Saturday, January 28, 2017

In a fog?


© 2016 Julie Crane All rights reserved.
Now we see but a poor reflection as in a mirror; then we shall see face to face. Now I know in part; then I shall know fully, even as I am fully known. (1 Corinthians 13:12)

There have been times in my life, some seemingly long stretches of time, when I was so bombarded with stresses, pressures, expectations, and decisions to make – I felt like I was in a fog so dense I couldn’t see my hand in front of my face …

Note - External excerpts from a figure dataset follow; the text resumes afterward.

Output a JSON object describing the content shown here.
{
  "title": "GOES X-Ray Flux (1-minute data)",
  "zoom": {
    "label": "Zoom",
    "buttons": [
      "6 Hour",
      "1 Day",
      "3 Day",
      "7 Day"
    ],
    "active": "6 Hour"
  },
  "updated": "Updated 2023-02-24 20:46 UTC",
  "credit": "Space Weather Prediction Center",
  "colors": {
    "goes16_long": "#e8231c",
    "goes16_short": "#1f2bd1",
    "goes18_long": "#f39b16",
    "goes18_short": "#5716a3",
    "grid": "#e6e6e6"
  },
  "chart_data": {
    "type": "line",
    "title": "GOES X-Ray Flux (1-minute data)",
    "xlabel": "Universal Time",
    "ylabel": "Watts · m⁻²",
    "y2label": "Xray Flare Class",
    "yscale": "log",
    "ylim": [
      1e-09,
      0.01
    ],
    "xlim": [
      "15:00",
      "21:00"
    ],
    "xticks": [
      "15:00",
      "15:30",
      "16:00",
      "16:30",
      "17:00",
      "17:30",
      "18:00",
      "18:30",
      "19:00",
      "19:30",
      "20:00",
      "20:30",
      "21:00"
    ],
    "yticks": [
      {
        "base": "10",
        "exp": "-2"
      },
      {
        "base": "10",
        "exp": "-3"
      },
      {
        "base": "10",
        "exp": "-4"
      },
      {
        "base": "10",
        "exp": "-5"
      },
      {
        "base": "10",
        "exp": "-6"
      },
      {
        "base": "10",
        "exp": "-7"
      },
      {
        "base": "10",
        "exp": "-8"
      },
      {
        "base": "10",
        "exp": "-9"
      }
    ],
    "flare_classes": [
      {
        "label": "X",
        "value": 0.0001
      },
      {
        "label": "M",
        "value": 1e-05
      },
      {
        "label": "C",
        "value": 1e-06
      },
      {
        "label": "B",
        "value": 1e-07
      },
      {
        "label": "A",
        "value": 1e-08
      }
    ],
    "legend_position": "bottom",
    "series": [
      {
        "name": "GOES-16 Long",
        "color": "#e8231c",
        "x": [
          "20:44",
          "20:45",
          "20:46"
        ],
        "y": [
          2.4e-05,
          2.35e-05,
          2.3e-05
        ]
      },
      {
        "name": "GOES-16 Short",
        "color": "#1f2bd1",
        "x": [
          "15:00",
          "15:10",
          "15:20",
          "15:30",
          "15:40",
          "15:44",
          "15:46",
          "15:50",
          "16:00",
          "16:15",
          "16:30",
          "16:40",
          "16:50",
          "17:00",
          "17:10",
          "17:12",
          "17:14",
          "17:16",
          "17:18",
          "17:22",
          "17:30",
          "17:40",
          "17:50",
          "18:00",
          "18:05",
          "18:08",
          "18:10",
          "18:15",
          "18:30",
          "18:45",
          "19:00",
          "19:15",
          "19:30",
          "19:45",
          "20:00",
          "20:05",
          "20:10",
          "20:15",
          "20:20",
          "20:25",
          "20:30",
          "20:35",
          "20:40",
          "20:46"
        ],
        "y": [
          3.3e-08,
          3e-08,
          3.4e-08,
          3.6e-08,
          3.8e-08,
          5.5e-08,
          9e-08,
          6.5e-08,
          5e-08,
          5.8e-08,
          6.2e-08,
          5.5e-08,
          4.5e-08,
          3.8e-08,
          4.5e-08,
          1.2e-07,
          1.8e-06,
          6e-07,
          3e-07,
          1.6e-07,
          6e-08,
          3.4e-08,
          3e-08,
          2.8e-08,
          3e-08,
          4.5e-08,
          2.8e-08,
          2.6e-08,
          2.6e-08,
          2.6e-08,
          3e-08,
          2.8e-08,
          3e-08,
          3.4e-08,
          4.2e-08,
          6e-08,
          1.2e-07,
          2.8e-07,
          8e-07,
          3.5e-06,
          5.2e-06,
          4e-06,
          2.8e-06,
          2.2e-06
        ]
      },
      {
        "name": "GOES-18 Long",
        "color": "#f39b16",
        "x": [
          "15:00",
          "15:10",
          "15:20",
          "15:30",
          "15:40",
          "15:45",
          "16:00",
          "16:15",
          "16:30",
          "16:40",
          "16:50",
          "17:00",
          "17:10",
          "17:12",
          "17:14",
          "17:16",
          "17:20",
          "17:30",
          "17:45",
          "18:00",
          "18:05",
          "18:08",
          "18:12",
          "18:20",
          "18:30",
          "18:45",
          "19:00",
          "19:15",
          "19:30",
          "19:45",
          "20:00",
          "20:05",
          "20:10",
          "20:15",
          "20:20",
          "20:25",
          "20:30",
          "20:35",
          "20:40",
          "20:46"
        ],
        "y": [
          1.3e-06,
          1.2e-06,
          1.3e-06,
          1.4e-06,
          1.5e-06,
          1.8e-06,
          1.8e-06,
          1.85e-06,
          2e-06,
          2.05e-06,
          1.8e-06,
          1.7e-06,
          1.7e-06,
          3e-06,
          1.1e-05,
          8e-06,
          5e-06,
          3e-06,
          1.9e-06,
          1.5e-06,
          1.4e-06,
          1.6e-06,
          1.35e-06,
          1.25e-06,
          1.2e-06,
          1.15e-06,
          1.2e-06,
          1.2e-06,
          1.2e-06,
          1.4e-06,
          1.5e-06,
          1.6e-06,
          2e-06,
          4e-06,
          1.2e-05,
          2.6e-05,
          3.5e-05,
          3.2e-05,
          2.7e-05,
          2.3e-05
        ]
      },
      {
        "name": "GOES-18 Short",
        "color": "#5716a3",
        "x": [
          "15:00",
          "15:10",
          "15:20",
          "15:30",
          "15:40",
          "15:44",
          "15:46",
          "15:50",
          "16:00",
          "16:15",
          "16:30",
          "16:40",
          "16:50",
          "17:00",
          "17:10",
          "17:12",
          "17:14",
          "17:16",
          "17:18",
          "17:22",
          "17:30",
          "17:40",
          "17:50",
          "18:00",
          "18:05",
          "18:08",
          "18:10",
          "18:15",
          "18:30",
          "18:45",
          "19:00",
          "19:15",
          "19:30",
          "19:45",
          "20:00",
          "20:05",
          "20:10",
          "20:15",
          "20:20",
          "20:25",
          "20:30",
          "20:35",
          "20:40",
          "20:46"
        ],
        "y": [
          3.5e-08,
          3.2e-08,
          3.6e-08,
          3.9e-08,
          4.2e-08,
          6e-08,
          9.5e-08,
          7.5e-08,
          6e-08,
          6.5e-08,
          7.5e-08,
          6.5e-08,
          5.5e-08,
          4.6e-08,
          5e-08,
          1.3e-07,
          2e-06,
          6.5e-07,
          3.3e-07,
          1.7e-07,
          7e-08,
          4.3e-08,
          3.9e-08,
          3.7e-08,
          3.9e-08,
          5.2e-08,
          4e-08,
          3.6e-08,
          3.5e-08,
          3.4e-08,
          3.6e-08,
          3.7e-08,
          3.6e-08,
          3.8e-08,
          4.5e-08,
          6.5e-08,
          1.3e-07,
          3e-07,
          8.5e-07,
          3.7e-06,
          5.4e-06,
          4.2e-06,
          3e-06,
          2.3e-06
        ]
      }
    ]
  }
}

o   Wandering so far from God time

o   Going through divorce time

o   Caring for my aging, ailing mother time

o   My cancer diagnosis time

But all these times eventually passed. I sit here this morning in peace. It’s quiet. My bible, my journal, my cup of coffee. My softly snoring kitties at my feet. All is well. The pressures I thought would never end – have passed by. At the time, I wondered, couldn’t imagine – a time of such peace.

Now I don’t know what today will bring. But I know Who stands with me. Like the fog hiding my hand, I know it is there even though I can’t see it. And it is the same with Jesus and your current situation. Know He is there! At some point the fog will be lifted – and you will see face to face. Perhaps in the morning. When it’s quiet. Over a cup of coffee.

Because of the Lord’s great love we are not consumed, for His compassions never fail. They are new every morning; great is Your faithfulness. (Lamentations 3:22-23)





1 comment:

  1. Anonymous1:52 PM EST

    Hi from Molly, your fellow journeyer in the fog! Thanks for this. My husband used that passage from Lamentations at my request in his sermon at my dad's funeral in December. Write on!